In this paper I introduce the notion of absence to interpret the experience of disused spaces and structures, which escape the present definition of architecture and the city as a designed and planned environment. Through this lens I look into the Heygate Estate in South London, a modernist council estate that remained almost empty for a decade, and was demolished in 2014 to give way to a contentious regeneration project.

Before being demolished, the Heygate accumulated a range of interrelated absences linked to its state of disuse, including its detachment from and interruption of the formal urban context, the displacement of its residents, and its impending erasure.

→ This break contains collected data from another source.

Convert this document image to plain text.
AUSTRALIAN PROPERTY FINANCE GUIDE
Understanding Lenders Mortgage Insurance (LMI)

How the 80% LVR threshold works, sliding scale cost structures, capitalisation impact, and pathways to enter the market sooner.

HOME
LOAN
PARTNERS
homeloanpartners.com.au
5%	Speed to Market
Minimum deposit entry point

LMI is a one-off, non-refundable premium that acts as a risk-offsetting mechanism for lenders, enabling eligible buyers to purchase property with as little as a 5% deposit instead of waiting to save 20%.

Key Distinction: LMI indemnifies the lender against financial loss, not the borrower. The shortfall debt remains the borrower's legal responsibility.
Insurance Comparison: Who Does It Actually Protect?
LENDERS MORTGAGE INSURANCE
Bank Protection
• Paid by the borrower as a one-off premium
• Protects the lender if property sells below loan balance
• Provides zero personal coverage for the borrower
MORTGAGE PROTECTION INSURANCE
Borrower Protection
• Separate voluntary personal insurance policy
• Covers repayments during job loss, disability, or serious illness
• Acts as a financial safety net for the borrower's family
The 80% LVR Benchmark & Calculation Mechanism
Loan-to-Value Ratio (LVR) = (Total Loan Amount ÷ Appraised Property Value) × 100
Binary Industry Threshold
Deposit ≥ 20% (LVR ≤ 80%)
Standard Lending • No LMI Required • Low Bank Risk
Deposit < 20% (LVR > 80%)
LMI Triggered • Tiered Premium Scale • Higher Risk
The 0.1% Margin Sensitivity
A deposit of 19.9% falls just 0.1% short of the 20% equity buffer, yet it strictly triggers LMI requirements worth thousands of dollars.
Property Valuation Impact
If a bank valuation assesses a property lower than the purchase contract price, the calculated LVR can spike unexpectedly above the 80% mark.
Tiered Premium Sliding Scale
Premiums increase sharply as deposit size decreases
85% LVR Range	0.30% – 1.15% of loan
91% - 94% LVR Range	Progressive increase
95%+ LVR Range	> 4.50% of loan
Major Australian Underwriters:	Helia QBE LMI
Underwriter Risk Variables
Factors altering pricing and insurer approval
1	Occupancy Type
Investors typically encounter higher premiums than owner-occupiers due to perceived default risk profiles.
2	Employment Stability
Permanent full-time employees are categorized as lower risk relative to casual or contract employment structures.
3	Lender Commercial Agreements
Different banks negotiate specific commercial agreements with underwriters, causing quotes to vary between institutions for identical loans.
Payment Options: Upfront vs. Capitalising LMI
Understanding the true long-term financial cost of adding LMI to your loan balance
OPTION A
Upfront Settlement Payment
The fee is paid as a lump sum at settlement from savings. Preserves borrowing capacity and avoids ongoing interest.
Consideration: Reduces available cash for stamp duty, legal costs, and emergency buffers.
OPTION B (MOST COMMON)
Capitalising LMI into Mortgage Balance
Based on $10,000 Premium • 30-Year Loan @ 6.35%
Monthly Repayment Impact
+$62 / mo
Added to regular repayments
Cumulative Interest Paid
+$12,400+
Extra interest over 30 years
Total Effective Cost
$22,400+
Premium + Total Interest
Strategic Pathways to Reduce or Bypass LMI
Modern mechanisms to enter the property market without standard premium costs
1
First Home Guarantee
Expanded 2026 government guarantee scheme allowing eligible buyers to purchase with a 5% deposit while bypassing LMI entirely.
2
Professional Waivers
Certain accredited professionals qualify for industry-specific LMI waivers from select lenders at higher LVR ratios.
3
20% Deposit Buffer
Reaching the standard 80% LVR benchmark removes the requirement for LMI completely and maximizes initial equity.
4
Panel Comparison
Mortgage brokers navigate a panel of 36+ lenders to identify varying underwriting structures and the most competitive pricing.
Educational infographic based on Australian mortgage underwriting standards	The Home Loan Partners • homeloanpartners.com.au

The method I propose to represent these absences is layering, a form of visual inquiry based on photography, which responds to absence’s capacity of evoking distant, uncertain and multiple presences that remain away from our grasp, so they have to be recreated through memory and imagination.

In its openness, alternativeness, and in its social and political meaning, the disused and neglected Heygate strongly incarnated the values of Ignasi de Solá-Morales’ (1995, 1996) concept of terrain vague as ‘the form of absence’ in contemporary cities. The Heygate, nonetheless, challenged that definition in its clearly delimited physical structure, reflecting Pier Vittorio Aureli’s notion of absolute architecture (2010), which describes the potential of architectural form and limits to counter the forces of capitalist urbanisation. Both apparently opposite terms converge and complement each other to situate and understand the layered absences of the Heygate Estate.

In accounting for a place left over by urban change, I advance alternative imaginaries to reflect on and critique the underpinning narratives of urban regeneration shaping the contemporary city, which determined the Heygate’s ultimate disappearance.